To be certain, that is not an intentionally provocative overstatement—it is simple fact.  The film was Michael Mann’s Heat, and the three hours I spent watching it that afternoon represent a temporal juncture, if you’ll permit the fanciful notion, between the me that was and the me I became thereafter.  Heat is not my all-time favorite movie—though it certainly ranks high on the list—but I’d be hard-pressed to think of one that carries more emotional weight for me.  I don’t even revisit it all that often; it’s a bit like a photo album that you cherish—that you’d be devastated to lose—yet seldom take down from that high shelf in the closet:  You needn’t thumb through it regularly to appreciate what it represents; you simply take solace from the knowledge that it’s up there, safe and sound—a mnemonic repository where nostalgia can be compartmentalized lest it keep you from the necessary and inevitable business of forward motion.
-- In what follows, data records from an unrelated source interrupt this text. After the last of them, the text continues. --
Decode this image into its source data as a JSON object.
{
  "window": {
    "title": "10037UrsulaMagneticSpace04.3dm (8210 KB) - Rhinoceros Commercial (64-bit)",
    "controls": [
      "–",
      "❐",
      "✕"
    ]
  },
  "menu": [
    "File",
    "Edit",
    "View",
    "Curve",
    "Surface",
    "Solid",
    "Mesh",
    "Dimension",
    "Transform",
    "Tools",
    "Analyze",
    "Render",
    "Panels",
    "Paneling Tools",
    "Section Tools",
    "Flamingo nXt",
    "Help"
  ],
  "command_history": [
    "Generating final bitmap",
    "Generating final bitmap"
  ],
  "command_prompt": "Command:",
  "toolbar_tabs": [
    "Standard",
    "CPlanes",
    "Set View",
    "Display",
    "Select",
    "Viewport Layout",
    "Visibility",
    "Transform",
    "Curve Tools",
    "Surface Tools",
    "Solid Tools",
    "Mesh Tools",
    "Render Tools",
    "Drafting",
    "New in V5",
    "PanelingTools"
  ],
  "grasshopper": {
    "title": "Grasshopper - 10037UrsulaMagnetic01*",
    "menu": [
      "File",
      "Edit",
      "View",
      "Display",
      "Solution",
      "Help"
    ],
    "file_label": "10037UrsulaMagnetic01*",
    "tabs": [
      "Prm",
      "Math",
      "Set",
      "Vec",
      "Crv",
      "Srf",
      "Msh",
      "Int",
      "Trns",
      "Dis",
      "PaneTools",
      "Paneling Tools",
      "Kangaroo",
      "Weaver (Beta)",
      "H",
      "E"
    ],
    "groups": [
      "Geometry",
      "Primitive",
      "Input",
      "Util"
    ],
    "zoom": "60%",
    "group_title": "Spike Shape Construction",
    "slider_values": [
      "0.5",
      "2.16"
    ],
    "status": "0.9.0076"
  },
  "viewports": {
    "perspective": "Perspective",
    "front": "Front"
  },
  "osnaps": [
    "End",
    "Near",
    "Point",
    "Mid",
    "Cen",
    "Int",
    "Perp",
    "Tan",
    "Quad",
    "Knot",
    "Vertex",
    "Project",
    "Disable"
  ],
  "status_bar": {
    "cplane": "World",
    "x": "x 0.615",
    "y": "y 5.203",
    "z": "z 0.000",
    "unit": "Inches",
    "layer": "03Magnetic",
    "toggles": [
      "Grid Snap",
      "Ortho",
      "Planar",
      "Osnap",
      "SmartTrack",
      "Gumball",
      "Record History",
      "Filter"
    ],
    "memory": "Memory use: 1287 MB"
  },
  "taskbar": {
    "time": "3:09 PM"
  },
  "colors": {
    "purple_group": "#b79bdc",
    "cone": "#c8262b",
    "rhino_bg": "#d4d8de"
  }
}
I did re-watch Heat, however, in preparation for this post, and it’s as searing and suspenseful as ever.  Maybe more so, in fact, as age and experience have allowed me to appreciate its emotional nuances and masterful storytelling in ways that were impossible in 1996.  (I also got a thrill out of recognizing many of its L.A. locations—places I’ve passed more times than I can count in the fourteen years I’ve lived out here—some of which have changed considerably in two decades, and some that are frozen in time.)  For those who may not remember, Heat was quite a big deal upon release for its on-screen pairing of two legendary thespians, Al Pacino and Robert De Niro, in what was essentially a grand-scale cops-and-robbers epic drawn from copious real-world research writer/director Mann had conducted over the course of his career.  By the nineties, action was already taking precedence over characterization—and that’s only worsened in the CGI era (I don’t care how many esteemed year-end top-ten lists they make, those Fast & Furious movies—all seven of them—are beyond dreadful)—but Heat stands, both then and now, as a testament to the power of old-school storytelling by a master of the craft:  It takes its time to bring us into its morally complex universe of deeply flawed, empathetic characters on their inevitable—and tragic—collision course with one another.  As a director, Mann’s stylistic flourishes have occasional tendency to date his films (he’s responsible, after all, for that pastel-infused Miami Vice aesthetic that defined the color palette of the eighties), but, save for perhaps a few oversized flip phones, Heat exists in a timeless world unto itself; to spend an afternoon there is to visit a Los Angeles unlike the one you can actually visit, and unlike the one you’ve seen in other movies.  Heat is, very simply, something spectacular to behold—every bit the classic both history and the culture have come to deem it.